1k Clear Coat Test
August 17, 2023 9:24 AM   Subscribe

Will 1k clear coat work on my car? Isocyanites in 2k clear coat make me not want to use it. What can I expect? Details and further questions inside.

I'd like to paint the hood of my car. There are a few rust spots that need to be dealt with. If everything otherwise is done well (I properly sand the paint, remove all the rust, prime and paint according to material specifications), can I expect a 1k clear coat to last?

It has been difficult to find details about the difference between 1k and 2k clear regarding the 1k's durability and longevity. Marketing materials say 2k is better (harder, longer lasting), but how much better?

I don't have a fully equipped paint booth, so 2k isn't an option because of its harmful health effects. Is this a project worth doing?

Any knowledge you have about the issue is helpful. Thanks.
posted by mr_bovis to Home & Garden (3 answers total) 1 user marked this as a favorite
Best answer: The actual difference between 1k and 2k is that 1k paints are air-dry and 2k use a catalyst to 'set' the paint through a chemical reaction. This means that, for a 1k paint, it can be re-dissolved by anything that has the properties of a solvent, including things like oil and fuel. This is because it relies on the evaporation of solvents in the paint to make it harden. Because a 2k paint doesn't rely on evaporation of solvents to dry, it's much more resistant to damage just because the chemical make-up of the paint means that it won't be dissolved by common solvents.

If you want to use a 1k clear coat, you also need to use a 1k base coat, because a 2k clear coat may dissolve the 1k base coat and vice-versa. So, whichever way you go, you need to use the same system for both base and clear.

As far as longevity goes, 2k is better simply because the catalytic reaction that dries it makes it harder than can be achieved using air-dry paint. So, it will last longer and be more resistant to solvents and to UV just because it's harder for it to be broken down by these things. Which one you use depends on how long you want the paint to last. If you plan to keep the car for 10 years, find a way to make 2k work for you, although it's likely the paint on the rest of the car won't last that long, so it may not be worth the effort and cost.
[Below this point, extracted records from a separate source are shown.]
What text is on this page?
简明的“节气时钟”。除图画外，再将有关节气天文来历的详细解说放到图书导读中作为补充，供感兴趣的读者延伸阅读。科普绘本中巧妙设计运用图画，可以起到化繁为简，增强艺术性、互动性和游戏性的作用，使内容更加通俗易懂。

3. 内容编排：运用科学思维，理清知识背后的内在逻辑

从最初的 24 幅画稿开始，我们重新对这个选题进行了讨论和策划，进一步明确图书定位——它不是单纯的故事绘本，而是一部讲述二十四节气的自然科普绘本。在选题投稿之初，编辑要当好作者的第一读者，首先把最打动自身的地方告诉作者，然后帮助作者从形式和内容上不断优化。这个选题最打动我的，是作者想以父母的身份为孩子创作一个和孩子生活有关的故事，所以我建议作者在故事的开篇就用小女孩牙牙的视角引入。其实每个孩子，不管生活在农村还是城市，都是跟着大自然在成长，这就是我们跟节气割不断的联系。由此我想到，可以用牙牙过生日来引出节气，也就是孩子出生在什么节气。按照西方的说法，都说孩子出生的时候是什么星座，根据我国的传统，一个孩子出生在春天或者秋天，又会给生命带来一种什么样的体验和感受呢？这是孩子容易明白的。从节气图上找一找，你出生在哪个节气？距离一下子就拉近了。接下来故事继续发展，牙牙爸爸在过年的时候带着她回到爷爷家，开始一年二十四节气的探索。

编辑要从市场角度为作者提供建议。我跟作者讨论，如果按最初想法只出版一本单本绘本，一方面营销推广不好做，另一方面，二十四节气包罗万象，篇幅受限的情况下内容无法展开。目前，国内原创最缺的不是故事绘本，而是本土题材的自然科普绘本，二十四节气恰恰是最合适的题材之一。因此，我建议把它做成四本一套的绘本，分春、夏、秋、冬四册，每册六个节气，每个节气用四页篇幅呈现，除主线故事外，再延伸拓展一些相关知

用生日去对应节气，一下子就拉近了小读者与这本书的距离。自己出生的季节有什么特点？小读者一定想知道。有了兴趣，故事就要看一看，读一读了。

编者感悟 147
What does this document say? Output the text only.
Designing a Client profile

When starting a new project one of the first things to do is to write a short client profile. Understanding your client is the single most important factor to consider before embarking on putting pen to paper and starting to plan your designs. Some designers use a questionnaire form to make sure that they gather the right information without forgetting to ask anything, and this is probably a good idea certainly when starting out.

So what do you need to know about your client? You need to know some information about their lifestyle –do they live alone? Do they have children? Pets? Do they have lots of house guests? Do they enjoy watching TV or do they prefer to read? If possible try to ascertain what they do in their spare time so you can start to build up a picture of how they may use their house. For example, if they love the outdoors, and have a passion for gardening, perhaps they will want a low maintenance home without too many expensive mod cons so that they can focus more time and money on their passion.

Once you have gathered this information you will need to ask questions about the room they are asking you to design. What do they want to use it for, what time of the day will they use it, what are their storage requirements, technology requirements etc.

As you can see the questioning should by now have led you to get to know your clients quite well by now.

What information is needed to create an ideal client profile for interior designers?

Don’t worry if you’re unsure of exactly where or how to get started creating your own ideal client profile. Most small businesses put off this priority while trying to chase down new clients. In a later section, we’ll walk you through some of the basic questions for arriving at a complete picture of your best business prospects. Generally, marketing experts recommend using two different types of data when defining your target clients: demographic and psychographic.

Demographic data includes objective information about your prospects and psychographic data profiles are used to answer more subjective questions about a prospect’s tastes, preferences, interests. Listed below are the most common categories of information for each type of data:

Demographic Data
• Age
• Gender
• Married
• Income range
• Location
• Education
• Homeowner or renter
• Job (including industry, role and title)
Any paint you apply with a spray gun presents health risks just because so much of it ends up in the air due to atomisation. Yes, 2k paints are worse because the chemicals they're made from are more harmful, but don't kid yourself that 1k paints are safe to spray without proper protection. You don't need a 'proper' spray booth to spray 2k any more than you need one for 1k and you can make something that will work well enough with plastic sheeting and timber. Either way, you need a decent mask that will protect you from breathing in the paint fog.

Honestly, unless you're very experienced with a spray gun, you aren't going to get a perfect finish, but you should be able to get a 'good enough' finish with the help of some College of Youtube study. Unless you are experienced already though, I would go for the 1k finish and save yourself some money. It might only last 5 years instead of 10, but does that really matter?

The best way to preserve paint is to keep it protected by a coat of wax like Carnubia wax, because this maintains a layer between the sun and everything else that attacks paint and the paint itself. I would use 1k and keep the car polished.
posted by dg at 3:51 PM on August 17, 2023 [2 favorites]

Response by poster: @dg: Thanks, this is all really helpful information. I appreciate the detail.
posted by mr_bovis at 9:04 AM on August 18, 2023

have a look at dipyourcar.com. they have a clearcoat, but also their youtube might be habdy for showing you workspacs prep etc.